Méfiance de certains détracteurs: la réponse du berger à la bergère
Paris, 5novembre(APIC) L’encyclique «Veritatis splendor» se vend comme un
roman. Les chiffres sont là. Même s’ils dérangent certains commentateurs,
qui grognent et prétendent que cela ne signifient pas que les acheteurs se
font pour autant lecteurs. Dans un commentaire, le bulletin «Paris NotreDame» regrette cette attitude. Qui tranche avec les propos tenus par Jacques Julliard, l’un des directeurs du «Nouvel Observateur», qui a signé
«l’un des articles les plus élogieux sur la lettre du pape».

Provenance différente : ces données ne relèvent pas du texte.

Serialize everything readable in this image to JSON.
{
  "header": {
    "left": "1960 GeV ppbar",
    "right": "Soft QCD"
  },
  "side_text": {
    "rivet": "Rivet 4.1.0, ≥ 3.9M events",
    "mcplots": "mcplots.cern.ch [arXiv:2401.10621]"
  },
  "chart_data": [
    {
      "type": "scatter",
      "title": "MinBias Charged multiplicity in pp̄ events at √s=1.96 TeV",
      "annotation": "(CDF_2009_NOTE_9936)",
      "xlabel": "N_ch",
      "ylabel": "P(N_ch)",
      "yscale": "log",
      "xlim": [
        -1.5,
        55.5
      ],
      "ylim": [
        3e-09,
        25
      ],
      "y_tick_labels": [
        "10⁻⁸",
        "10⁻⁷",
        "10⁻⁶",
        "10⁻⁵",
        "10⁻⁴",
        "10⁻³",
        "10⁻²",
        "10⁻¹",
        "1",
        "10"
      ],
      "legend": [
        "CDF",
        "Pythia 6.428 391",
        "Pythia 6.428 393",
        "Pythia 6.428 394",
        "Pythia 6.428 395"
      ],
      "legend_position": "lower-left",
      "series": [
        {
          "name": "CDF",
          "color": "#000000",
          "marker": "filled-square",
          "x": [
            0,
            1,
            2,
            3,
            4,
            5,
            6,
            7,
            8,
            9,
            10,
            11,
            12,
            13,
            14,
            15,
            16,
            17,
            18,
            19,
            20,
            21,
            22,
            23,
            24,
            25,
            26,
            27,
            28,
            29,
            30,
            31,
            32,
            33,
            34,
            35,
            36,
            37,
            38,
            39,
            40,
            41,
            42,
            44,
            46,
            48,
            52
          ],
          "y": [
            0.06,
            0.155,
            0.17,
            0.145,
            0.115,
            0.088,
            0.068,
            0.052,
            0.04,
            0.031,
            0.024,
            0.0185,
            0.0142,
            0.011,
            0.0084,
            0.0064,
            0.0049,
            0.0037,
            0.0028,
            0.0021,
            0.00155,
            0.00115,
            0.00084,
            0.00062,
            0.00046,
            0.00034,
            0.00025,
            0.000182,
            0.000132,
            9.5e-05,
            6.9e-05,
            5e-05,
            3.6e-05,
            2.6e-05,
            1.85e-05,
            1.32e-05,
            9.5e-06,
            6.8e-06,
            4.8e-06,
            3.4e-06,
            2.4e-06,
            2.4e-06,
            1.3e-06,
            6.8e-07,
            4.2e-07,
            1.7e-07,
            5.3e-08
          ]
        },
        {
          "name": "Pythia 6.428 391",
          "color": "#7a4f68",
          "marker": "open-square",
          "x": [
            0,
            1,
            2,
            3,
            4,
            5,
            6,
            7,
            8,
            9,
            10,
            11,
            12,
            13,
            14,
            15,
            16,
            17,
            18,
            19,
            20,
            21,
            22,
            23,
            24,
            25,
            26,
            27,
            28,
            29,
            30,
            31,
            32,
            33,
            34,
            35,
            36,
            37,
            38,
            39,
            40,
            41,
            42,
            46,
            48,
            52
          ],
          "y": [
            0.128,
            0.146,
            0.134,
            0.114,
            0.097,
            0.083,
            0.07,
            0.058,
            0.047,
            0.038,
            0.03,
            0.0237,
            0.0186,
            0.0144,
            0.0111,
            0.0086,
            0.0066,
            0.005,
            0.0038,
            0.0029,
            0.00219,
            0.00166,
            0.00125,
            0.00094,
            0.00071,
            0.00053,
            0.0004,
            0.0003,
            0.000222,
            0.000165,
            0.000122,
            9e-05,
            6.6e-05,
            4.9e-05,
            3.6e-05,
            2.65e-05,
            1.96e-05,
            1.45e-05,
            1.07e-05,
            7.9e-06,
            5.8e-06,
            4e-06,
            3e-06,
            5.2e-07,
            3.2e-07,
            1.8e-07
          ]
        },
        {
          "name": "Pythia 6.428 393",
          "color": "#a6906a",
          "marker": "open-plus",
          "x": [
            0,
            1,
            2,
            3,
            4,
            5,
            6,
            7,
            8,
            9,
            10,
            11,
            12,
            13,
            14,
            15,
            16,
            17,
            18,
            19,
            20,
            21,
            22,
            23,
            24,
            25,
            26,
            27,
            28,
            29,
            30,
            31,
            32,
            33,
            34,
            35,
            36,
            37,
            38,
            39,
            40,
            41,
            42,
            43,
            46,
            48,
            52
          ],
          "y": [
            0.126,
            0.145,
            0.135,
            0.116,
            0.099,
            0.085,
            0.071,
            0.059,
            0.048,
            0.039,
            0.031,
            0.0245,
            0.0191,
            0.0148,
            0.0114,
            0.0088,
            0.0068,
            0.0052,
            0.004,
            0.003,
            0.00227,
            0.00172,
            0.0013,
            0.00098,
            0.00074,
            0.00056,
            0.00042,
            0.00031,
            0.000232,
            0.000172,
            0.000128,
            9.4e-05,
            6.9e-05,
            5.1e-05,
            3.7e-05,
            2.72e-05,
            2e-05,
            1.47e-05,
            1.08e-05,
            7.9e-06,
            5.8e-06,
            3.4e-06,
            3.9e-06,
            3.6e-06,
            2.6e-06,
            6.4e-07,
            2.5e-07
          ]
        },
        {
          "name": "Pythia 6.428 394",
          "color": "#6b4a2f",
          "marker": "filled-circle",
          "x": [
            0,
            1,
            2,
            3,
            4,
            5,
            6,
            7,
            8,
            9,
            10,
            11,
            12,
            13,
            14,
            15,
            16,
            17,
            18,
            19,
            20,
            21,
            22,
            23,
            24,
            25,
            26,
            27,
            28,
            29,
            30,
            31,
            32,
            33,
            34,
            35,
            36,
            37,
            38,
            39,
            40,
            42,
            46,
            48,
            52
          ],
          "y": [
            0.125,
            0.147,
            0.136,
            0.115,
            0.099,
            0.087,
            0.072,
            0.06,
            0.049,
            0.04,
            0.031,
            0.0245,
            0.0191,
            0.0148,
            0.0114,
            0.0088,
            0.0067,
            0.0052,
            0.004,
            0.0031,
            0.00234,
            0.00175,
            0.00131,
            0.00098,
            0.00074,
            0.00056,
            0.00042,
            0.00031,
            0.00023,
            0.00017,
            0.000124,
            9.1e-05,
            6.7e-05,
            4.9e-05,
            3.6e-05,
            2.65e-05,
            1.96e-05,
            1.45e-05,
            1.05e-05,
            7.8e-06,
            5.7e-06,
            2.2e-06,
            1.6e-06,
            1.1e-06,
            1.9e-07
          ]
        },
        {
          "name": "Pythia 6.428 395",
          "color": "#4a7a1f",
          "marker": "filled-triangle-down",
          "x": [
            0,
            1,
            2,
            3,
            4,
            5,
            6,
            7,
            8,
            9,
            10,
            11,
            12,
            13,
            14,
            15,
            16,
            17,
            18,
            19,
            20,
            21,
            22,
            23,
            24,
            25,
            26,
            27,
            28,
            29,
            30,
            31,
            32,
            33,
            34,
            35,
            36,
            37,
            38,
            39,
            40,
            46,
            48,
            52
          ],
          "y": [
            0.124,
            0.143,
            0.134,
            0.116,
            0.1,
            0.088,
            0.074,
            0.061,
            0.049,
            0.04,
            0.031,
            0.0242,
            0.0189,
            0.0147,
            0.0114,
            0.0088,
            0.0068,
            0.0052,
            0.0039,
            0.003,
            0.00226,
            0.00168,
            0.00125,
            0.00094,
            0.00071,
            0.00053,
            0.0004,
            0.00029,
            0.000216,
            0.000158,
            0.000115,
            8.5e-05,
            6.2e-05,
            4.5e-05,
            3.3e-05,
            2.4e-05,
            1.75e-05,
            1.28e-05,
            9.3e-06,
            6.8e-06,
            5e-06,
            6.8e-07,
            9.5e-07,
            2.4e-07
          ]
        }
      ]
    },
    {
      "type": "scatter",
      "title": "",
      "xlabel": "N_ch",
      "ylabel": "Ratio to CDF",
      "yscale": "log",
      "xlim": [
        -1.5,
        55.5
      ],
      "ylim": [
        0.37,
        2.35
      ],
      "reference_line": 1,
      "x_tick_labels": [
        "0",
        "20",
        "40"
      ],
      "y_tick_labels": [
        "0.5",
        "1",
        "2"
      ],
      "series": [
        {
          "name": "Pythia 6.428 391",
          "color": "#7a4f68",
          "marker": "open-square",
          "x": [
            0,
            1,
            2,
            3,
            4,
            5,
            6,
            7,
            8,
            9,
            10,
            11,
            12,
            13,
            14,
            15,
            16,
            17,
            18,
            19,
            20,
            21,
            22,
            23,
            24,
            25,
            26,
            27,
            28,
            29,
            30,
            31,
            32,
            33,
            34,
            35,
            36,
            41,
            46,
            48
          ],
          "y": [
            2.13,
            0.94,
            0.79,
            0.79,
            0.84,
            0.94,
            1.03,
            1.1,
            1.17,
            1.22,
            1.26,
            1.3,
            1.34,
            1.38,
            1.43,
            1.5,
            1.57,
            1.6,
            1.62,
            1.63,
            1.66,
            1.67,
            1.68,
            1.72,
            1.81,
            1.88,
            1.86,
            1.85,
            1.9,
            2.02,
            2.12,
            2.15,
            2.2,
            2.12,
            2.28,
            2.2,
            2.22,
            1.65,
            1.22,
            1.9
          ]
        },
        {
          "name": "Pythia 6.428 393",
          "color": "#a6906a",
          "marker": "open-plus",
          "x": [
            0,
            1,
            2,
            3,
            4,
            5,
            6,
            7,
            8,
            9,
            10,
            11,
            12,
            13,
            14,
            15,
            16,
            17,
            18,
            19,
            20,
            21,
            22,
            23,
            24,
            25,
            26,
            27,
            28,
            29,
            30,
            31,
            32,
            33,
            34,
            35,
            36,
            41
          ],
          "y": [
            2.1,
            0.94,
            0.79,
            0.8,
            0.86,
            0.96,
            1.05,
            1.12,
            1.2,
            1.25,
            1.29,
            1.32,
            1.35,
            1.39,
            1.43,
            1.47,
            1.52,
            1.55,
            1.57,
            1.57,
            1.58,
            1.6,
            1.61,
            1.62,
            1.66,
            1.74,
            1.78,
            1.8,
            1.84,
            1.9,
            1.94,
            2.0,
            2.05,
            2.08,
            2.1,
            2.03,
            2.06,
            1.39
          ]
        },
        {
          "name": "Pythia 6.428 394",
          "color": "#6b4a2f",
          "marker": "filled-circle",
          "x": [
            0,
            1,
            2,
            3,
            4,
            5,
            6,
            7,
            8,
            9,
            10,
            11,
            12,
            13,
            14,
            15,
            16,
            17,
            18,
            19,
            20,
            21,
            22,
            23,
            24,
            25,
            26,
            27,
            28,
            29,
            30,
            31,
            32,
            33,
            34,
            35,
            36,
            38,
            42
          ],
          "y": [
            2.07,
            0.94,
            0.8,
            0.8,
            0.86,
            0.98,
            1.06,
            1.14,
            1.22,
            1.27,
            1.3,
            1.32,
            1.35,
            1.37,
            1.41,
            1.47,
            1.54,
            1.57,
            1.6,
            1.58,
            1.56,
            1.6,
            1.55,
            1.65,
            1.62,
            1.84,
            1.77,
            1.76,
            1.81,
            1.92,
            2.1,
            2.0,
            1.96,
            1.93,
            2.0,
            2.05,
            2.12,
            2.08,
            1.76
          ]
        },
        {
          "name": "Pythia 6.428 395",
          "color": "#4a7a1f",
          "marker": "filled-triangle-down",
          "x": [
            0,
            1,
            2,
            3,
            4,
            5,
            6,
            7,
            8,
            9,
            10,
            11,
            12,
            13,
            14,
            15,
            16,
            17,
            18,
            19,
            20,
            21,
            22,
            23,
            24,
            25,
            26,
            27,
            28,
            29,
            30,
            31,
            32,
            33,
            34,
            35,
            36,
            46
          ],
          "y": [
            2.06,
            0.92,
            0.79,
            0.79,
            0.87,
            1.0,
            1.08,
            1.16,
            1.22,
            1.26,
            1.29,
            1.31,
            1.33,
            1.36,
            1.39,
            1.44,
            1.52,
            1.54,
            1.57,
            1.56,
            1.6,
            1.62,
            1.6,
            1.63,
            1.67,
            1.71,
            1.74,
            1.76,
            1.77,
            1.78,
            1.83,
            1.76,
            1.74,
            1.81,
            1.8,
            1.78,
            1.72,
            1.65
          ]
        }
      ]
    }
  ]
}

Les six éditeurs qui ont mis sur le marché le texte de Jean Paul II affichent des résultats étonnants: Mame-Plon a mis 165’000 exemplaires en
dépôt et en réédite d’urgence 13’000; les Editions du Cerf en ont déjà vendu 15’000 et le Centurion autant; Tequi annonce 9’000 exemplaires vendus et
en réimprime 500; Médiaspaul en a écoulé 600 et Les Cahiers pour croire aujourd’hui l’ont adressé à leurs 19’000 abonnés, tout en déposant 3’600 ouvrages chez les libraires et 1’000 autres dans les paroisses.
Au total, un tirage de plus de 200’000 exemplaires, dont plus de 100’000
vendus.
Aux détracteurs de l’ouvrage, aux sceptiques de l’impact de l’encyclique, «Paris Notre-Dame» répond en publiant la conclusion d’un article intitulé «Le piège de la société», parue dans le «Nouvel Observateur»:
«La publication de l’encyclique de Jean Paul II ’Veritatis splendor’ a
donné lieu à des commentaires d’une consternante médiocrité. Les théologiens à la mode ont gravement dénoncé une discordance entre la pensée du
pape et l’esprit de notre temps. Comme si Jésus-Christ était venu conforter
la pensée de son temps! Misère de ces sciences sociales, vieillerie de cette modernité! Vous imaginez, vous, Drewermann au pied de la croix? A coup
sûr, il eût psychanalisé Marie-Madeleine, ou fait un sondage d’opinion auprès des soldats romains».
«Le fond de l’encyclique est une dénonciation en règle des prétentions
de la conscience individuelle à s’instituer en arbitre souverain. A l’affirmation du devoir de suivre sa conscience, on a indûment ajouté que le
jugement moral est vrai par le fait même qu’il vient de la conscience (…)
La nécessaire exigence de la vérité a disparu au profit d’un critère de
sincérité, de sorte que l’individualisme exacerbé de notre temps débouche
sur un solipsisme de masse encouragé par la société consumériste, et conduit finalement à la négation de l’idée même de nature humaine. N’en déplaise aux stars de la pop-théologie: le débat rouvert par Jean Paul II
n’est pas prêt d’être refermé».
«Cette encyclique que l’on a dit thomiste n’a paru avoir des accents
pascaliens: Toute la dignité de l’homme est en la pensée. Mais qu’est-ce
que cette pensée? Qu’elle est sotte! Au centre du débat: que devient la rationalité, que devient la vérité dans un monde où les puissances d’argent
ont intérêt à enfermer les individus dans leur solitude morale? Voilà qui
se confirme chaque jour un peu plus: après avoir porté les coups les plus
terribles au totalitarisme communisme, Jean Paul II est devenu le seul adversaire sérieux de l’esprit capitalo-individualiste de notre temps».